JIM: All writers should be pointed toward poetry. Don't trust any write who doesn't read poetry. They're mathematicians, philosophers, psychologists, or scientists more concerned with ideas than the beauty of language.
SLEET: What comes first in your writing – characters or plot (idea)?
JIM: I run the risk of being evasive here, but when I think honestly and hard about this question, I realize that for me it's a false either/or dilemma. When I try to recall the impetuses of many of the boy stories, I realize that they began as memories of characters in situations. The characters are just kindling material in my mind without the spark provided by a situation--that is, characters at odds with circumstance. So did the situation give rise to the story (plot) or did the nature of the character? I think the oral tradition, which is really at the base of many of my stories, uses the simple formula of a character's misfit with situation (ergo conflict and plot?). But even as I try to simplify the notion of character/plot, I also realize that sometimes I'm working on an idea: for example, in the YA novel, Cosmos Coyote and William the Nice, I'm working on the idea that genuine virtue in character defies the contexts of secular or religious frameworks. In some of the boy stories (my favorites but not the audience's) I try to get inside pre-adolescent rage, which I think is much misunderstood and under-acknowledged. No matter how we try to codify or simplify the formula, one thing is pretty certain: a story, as Richard Bausch proclaims loudly, needs TROUBLE TROUBLE TROUBLE. One of the problems for nice people who try to write stories is that they by nature want to resolve problems, not create them. Whether a writer has the courage to make trouble by creating problematic people as characters or by putting virtuous people in impossible situations, either way you're trying to create a situation of disharmony, of conflict.
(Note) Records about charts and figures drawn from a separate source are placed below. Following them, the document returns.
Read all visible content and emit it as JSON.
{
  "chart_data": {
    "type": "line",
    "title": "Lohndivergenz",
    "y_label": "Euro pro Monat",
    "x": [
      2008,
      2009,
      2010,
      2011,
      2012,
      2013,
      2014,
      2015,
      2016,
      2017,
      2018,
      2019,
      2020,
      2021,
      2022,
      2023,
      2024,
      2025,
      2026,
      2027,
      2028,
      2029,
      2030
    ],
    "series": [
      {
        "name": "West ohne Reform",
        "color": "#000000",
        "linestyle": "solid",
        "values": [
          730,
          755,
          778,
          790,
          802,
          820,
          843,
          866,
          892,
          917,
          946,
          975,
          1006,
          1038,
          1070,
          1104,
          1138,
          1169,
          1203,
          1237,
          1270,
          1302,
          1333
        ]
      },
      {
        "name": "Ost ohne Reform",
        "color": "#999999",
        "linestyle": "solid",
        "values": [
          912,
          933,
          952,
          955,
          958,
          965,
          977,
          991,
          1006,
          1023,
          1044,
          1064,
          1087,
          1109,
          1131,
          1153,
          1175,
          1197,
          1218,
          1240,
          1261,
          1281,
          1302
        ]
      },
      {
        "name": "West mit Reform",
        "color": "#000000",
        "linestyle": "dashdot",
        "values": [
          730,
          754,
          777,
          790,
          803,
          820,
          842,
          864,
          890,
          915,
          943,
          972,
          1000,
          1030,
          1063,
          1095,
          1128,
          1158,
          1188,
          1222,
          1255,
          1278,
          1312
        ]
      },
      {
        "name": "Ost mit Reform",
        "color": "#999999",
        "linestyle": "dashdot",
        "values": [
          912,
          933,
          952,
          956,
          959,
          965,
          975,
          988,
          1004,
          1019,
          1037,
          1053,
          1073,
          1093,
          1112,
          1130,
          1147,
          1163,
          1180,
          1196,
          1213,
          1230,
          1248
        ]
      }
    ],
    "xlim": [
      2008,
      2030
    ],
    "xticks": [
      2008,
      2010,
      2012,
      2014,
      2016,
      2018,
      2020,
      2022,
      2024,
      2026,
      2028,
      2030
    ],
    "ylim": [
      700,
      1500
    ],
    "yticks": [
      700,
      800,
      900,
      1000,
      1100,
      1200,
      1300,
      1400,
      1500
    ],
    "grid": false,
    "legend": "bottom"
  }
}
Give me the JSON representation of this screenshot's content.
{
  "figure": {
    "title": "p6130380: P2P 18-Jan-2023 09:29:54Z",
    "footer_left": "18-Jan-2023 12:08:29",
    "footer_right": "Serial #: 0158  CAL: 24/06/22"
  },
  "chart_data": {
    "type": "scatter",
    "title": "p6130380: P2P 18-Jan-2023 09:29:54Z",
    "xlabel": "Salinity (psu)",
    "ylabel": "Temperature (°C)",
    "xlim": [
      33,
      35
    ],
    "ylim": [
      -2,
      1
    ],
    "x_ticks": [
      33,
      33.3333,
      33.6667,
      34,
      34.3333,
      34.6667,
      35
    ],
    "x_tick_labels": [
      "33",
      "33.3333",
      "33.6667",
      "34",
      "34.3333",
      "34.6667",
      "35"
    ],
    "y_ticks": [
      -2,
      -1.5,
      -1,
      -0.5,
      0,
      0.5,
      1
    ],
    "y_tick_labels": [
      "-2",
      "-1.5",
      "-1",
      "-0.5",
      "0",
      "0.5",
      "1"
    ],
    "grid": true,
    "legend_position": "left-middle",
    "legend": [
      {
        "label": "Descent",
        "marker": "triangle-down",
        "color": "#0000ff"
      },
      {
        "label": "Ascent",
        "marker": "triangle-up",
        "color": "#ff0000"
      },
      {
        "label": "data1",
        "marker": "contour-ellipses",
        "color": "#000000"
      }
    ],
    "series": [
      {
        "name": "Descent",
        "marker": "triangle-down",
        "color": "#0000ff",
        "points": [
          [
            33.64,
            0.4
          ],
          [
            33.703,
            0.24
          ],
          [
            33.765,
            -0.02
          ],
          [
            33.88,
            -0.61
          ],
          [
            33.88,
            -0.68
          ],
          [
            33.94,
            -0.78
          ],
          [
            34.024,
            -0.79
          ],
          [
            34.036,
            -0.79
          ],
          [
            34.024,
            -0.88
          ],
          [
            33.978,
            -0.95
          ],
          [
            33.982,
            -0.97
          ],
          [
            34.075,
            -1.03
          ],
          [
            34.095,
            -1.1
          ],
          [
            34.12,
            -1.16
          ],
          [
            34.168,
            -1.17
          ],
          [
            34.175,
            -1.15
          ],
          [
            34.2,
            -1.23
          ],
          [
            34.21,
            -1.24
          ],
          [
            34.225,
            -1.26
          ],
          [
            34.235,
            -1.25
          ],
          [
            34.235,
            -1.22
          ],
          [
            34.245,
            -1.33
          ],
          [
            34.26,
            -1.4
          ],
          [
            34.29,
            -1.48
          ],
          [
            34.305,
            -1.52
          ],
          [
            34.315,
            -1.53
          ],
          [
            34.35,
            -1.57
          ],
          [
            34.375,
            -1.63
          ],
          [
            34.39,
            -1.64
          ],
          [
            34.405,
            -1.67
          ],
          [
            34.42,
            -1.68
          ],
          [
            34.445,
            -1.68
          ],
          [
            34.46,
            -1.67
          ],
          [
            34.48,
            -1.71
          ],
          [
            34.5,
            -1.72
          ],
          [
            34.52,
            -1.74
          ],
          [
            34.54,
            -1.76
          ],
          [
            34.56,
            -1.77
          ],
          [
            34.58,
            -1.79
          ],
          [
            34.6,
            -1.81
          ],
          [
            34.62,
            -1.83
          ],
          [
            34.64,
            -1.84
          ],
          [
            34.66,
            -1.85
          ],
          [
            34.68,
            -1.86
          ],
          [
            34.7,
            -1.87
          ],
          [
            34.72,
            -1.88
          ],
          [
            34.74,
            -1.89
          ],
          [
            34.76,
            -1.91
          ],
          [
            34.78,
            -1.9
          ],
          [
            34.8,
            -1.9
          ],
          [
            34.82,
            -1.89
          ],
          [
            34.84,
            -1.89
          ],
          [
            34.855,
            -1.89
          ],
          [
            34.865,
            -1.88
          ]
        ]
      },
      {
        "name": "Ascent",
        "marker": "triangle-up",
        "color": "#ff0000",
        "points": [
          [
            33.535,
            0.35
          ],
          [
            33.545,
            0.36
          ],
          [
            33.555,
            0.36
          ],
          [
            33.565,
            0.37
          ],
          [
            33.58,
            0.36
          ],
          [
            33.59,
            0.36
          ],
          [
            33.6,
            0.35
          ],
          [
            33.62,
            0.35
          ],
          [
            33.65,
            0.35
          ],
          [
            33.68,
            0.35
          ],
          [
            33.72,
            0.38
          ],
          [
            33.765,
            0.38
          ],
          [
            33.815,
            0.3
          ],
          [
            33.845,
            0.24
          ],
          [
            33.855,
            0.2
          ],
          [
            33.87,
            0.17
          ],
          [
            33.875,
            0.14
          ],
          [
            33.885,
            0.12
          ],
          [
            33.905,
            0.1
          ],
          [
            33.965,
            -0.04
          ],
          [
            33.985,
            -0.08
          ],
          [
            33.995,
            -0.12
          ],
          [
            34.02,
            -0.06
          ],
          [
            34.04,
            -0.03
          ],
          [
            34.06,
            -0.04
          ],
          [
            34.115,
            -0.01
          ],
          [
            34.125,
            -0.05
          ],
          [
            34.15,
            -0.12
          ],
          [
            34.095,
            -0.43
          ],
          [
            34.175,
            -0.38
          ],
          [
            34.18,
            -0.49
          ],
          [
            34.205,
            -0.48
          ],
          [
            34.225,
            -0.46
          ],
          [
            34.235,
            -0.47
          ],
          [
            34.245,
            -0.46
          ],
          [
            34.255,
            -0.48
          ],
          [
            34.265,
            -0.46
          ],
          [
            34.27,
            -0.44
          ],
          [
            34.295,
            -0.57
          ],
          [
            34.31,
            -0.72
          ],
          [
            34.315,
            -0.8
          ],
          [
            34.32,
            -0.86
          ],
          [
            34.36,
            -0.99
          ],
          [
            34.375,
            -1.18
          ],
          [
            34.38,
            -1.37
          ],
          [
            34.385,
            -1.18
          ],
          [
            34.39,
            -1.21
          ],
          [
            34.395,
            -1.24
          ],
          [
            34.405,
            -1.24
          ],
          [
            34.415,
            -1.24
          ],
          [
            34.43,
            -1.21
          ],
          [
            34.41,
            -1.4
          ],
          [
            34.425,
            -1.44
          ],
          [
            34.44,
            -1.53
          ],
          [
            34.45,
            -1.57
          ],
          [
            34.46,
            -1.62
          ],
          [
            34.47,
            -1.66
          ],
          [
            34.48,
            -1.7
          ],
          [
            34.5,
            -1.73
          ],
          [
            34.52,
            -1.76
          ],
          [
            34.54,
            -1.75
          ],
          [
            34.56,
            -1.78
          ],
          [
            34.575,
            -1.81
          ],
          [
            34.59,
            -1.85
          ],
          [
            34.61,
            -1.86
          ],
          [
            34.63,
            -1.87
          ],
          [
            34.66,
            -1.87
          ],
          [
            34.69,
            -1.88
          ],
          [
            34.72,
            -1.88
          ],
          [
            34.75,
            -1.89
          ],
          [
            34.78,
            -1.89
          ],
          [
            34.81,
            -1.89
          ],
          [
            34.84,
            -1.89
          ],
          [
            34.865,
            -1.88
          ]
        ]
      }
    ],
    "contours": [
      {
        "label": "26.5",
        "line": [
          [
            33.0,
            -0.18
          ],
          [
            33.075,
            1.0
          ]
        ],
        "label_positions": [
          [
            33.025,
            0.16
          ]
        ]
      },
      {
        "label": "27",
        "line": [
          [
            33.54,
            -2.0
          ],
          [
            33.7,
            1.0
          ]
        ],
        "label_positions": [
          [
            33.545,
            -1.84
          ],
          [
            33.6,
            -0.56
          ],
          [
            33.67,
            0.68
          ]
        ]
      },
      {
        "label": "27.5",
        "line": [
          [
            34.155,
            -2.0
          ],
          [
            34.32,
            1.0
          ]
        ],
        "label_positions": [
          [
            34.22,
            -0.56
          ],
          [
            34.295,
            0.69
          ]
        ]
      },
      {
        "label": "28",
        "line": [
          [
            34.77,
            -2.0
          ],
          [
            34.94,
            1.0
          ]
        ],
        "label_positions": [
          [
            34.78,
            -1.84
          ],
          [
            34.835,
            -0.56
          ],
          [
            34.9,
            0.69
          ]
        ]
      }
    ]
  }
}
A few final thoughts, since you put “idea” behind “plot”. Plotting is, of course, working through an idea. An arrangement of events may be a story of sorts, but it doesn't have meaning until the writer imposes purpose on the events. That, essentially, is plotting: giving meaning to events. Bad plots are ones that present worn-out ideas or present new ideas in unconvincing ways. The elements of originality and surprise may be essential to plotting if the writer expects the audience to go along for the ride. The final irony here is that “originality” and “surprise” are rarely convincing if they're pulled from a writer's notion of what is currently “in.” The secret to convincing “originality” and “surprise” are that they need to be deeply rooted in the writer's sensibility, emotional makeup, value system, view of the universe, etc. That's why I say in one of my guidelines that the ending of a story needs to come from the pit of the writer's stomach, from the deep core.
SLEET: One last question: Do you have a favorite or specific example from your own writing where the ending came from “the pit of the stomach?”
JIM: The ending to the last story in The One-Room Schoolhouse is a perfect example (“The Grandfather.”) It's anything but a Hollywood ending, but it is an honest ending as the boys come to understand, or at least accept, the ambiguous sacrifice that may accompany giving. Needless to say, it's not a story I often read at public gatherings and it's certainly not a story that every reader is going to like, but the ending has always seemed just right to me and it came from the pit of my stomach.